Tay was previously the Assistant Secretary at the Association of Funeral Directors Singapore, a NEA-recognized association that aims to uplift the services provided by funeral operators, and is now a Committee Member.

== Philanthropy ==
In 2015, Tay co-founded the Direct Life Foundation (DLF) with Darren Cheng as the charitable arm of Direct Funeral Services. The foundation conducts community outreach programmes supporting elderly individuals, bereaved families, and other vulnerable groups.

After taking over management of Direct Funeral Services, Tay has continued its longstanding practice of handling pro bono funeral services and sea burials for financially disadvantaged individuals, unclaimed deceased persons, and murder victims.

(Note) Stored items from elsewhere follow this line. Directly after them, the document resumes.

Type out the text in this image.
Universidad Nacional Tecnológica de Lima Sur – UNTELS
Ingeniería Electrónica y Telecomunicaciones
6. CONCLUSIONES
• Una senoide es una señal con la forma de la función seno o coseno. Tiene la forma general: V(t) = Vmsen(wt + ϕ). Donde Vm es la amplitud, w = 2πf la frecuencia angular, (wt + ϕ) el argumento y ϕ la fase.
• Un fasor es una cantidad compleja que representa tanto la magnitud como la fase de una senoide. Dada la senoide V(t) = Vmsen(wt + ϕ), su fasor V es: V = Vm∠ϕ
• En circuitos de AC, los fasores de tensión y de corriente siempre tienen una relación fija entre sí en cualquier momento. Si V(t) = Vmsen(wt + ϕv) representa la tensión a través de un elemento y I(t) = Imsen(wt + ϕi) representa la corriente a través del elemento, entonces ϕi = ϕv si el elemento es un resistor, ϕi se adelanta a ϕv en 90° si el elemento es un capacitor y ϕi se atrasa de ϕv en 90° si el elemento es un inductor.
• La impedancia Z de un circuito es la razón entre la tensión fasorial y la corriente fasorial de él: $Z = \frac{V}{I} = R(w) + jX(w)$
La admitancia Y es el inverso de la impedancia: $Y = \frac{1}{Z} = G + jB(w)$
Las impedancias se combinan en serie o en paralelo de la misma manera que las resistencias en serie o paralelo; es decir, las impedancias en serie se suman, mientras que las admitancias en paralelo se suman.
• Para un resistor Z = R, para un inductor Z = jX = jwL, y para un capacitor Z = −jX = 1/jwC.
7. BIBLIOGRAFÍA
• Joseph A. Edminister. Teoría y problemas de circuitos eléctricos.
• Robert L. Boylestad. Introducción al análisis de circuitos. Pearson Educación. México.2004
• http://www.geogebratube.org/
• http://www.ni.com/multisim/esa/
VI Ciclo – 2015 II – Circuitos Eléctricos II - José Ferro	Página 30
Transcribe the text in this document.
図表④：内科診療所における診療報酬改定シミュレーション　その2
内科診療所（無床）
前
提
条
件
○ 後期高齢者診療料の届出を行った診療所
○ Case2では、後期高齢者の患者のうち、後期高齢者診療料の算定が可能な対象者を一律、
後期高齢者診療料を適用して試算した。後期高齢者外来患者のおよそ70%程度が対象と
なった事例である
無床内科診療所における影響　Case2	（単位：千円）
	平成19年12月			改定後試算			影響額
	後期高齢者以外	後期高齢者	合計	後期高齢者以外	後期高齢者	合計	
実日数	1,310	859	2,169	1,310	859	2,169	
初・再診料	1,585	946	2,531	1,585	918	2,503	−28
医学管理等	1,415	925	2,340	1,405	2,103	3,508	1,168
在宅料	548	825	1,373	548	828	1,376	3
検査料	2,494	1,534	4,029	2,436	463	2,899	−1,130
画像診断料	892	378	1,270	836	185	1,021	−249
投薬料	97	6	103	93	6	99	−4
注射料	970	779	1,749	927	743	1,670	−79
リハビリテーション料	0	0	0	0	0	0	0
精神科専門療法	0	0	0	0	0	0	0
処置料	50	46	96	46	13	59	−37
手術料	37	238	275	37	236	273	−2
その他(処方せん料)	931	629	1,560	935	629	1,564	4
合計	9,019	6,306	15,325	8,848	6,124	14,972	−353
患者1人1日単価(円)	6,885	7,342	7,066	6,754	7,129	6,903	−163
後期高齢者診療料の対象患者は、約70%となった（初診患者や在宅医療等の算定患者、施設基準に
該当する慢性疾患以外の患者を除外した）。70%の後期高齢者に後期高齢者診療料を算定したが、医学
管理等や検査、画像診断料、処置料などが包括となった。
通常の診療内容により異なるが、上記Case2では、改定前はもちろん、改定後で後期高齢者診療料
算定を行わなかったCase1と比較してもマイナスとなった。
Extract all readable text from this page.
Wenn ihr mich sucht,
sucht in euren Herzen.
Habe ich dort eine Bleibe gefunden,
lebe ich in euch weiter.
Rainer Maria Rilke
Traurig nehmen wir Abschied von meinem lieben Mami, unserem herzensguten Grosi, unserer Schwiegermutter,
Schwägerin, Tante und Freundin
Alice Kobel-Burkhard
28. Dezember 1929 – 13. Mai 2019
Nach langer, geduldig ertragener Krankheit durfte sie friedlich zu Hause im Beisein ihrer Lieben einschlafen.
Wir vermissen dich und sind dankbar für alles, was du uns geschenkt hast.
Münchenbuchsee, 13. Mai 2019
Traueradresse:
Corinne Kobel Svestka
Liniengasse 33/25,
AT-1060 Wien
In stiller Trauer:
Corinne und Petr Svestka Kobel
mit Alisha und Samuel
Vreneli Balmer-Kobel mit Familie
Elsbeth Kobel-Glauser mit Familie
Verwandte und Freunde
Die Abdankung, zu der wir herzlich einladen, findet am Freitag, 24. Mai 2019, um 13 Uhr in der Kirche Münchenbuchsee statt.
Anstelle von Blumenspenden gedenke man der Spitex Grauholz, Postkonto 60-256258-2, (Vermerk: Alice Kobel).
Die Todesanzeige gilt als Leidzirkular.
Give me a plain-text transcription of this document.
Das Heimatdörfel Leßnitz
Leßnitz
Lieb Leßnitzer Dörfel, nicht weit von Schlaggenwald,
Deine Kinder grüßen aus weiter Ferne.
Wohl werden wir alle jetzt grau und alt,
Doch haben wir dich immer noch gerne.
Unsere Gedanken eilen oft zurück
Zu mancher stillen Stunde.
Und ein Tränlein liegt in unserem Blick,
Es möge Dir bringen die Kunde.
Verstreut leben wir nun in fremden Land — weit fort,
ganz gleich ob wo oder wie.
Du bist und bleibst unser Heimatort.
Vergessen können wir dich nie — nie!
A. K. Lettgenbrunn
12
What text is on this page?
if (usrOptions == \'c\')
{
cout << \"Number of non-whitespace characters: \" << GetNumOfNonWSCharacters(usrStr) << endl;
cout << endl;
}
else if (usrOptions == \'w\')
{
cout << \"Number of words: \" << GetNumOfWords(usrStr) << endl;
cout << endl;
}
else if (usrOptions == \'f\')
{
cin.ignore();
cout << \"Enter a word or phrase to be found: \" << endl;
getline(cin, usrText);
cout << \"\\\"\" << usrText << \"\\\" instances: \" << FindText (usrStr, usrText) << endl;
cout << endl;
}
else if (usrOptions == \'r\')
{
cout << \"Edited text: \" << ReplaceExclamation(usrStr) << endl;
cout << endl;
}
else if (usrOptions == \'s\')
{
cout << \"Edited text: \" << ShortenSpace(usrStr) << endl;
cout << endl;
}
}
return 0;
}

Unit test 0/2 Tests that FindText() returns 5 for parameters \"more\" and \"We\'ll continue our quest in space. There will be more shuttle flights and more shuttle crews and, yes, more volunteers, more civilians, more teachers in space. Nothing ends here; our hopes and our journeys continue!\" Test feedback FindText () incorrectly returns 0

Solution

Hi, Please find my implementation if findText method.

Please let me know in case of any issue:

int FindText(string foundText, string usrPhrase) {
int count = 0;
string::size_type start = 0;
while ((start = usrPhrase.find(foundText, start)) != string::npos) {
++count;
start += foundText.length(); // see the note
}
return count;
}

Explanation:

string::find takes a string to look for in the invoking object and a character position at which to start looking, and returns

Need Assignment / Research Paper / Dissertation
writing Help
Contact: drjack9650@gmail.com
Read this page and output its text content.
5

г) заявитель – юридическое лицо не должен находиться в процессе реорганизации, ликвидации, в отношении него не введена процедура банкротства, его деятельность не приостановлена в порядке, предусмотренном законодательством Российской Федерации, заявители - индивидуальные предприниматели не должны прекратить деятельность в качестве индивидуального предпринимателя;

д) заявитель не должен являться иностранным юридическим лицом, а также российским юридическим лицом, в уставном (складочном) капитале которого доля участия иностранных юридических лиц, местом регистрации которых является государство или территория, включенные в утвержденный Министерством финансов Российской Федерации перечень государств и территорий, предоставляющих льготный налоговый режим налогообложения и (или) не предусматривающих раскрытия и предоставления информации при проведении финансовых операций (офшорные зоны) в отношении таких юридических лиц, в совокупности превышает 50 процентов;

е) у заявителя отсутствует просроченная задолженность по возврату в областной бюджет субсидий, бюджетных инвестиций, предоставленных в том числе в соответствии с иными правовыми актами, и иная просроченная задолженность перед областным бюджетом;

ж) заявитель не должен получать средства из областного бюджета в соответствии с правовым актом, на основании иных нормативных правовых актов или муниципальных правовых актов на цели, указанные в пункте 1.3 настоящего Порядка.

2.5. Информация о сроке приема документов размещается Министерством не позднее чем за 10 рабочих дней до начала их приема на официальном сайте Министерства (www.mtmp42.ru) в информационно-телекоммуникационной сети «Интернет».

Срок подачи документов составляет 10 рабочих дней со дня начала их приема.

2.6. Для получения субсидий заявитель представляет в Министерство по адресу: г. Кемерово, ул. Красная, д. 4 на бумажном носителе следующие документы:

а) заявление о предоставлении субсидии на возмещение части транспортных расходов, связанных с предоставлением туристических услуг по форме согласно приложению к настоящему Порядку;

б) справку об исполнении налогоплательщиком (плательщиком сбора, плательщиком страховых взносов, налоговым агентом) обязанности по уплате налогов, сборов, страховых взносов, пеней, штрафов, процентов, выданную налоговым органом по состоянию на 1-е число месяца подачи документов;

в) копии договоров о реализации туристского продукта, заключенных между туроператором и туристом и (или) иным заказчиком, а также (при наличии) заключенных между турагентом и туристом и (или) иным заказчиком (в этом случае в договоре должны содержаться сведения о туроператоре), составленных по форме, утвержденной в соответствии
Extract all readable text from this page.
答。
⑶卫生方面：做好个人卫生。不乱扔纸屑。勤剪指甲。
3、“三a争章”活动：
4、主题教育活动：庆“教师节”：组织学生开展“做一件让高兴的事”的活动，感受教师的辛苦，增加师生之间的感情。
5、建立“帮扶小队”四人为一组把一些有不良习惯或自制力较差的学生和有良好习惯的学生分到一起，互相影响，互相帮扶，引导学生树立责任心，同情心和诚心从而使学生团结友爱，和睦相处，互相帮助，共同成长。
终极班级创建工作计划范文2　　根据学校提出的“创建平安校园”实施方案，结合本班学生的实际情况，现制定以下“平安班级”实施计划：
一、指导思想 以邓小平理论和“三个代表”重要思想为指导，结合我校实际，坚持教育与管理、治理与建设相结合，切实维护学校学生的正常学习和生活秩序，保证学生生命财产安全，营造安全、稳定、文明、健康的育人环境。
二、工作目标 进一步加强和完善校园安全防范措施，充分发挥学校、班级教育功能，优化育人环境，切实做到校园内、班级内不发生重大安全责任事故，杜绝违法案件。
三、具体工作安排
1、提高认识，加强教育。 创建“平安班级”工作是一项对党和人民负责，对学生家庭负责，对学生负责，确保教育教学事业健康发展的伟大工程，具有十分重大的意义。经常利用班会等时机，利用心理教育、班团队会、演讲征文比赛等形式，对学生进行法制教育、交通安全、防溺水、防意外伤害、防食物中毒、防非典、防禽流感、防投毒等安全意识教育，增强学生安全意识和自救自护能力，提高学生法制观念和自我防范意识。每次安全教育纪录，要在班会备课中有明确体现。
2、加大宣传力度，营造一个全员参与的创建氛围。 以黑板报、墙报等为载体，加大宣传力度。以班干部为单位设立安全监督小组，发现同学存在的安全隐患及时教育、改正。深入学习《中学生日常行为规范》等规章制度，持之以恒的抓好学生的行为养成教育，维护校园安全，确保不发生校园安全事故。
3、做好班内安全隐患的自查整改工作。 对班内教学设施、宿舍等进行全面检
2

In 2023, Direct Funeral Services collaborated with The TENG Company on Music for Comfort, a project exploring the use of music and storytelling as emotional support tools for grieving families.

== Awards and recognition ==
In 2016, Tay received the “Young Woman Achiever award by Her World for her contributions towards transforming perceptions of Singapore's funeral industry, modernising funeral care services, and women leadership. In the same year, she also received The Entrepreneur of the Year Award at the launch of the SME Talent Programme by then-Minister for Trade and Industry S. Iswaran.

Tay has also been featured in business and lifestyle publications discussing women leadership, innovation, and modernisation within traditional industries.

== Personal life ==
Tay is the daughter of Roland Tay, a prominent undertaker known for providing pro-bono funeral arrangements for the poor and families of murder victims.

Tay is married to Darren Cheng, chief executive officer of Direct Funeral Services. The couple has three children.

In 2015, Tay and Cheng attracted public attention for their coffin-themed wedding photography, which was intended to reflect their connection to the funeral industry and encourage conversations surrounding death and funeral culture.